Eckart Schott, M.D., of the Charite University of Medicine in Berlin, Germany, and colleagues tested liver biopsies of 427 men and 380 women with chronic hepatitis C infection. They compared grade of inflammation and degree of fibrosis and TLR7 single nucleotide polymorphisms.
Of five TLR7 polymorphisms, one variant allele (c.1-120T > G) was more common in men with little or no inflammation (10.7 versus 6.1 percent) or fibrosis (12.6 versus 6.6 percent), compared to those with more inflammation or fibrosis. The differences in females were statistically insignificant, possibly due to TLR7's location on the X-chromosome.

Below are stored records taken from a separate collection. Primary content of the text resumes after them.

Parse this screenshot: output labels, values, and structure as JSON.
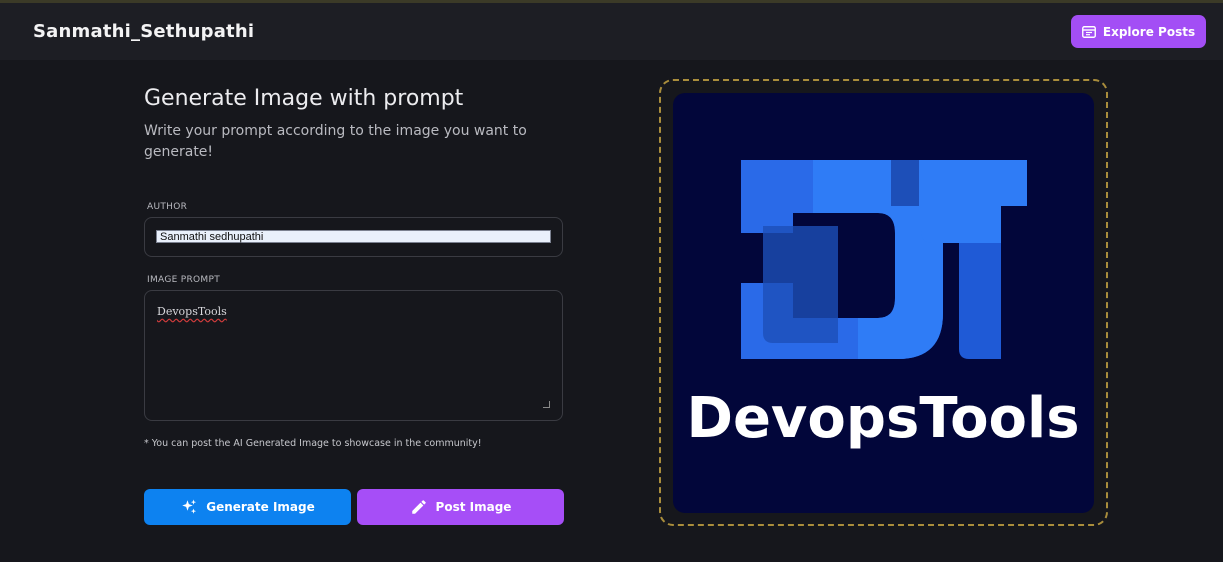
{
  "header": {
    "brand": "Sanmathi_Sethupathi",
    "explore_button": {
      "label": "Explore Posts",
      "icon": "explore-icon"
    }
  },
  "form": {
    "title": "Generate Image with prompt",
    "subtitle": "Write your prompt according to the image you want to generate!",
    "author": {
      "label": "AUTHOR",
      "value": "Sanmathi sedhupathi"
    },
    "prompt": {
      "label": "IMAGE PROMPT",
      "value": "DevopsTools"
    },
    "note": "* You can post the AI Generated Image to showcase in the community!",
    "generate_button": {
      "label": "Generate Image",
      "icon": "sparkles-icon"
    },
    "post_button": {
      "label": "Post Image",
      "icon": "pencil-icon"
    }
  },
  "preview": {
    "image_text": "DevopsTools",
    "background_color": "#02063a",
    "accent_color": "#2f7cf6"
  },
  "colors": {
    "page_bg": "#16171c",
    "primary_blue": "#0d82f0",
    "primary_purple": "#a64ef7"
  }
}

"Our data suggest that c.1-120T > G is protective regarding the development of inflammation and fibrosis," the authors write. "We propose that drugs that modify innate immune responses mediated by TLR7 may not only be useful for the treatment of chronic hepatitis C virus infections but may also influence the degree of inflammation and fibrosis, making TLR7 a promising target for pharmacological approaches in chronic hepatitis C virus infection."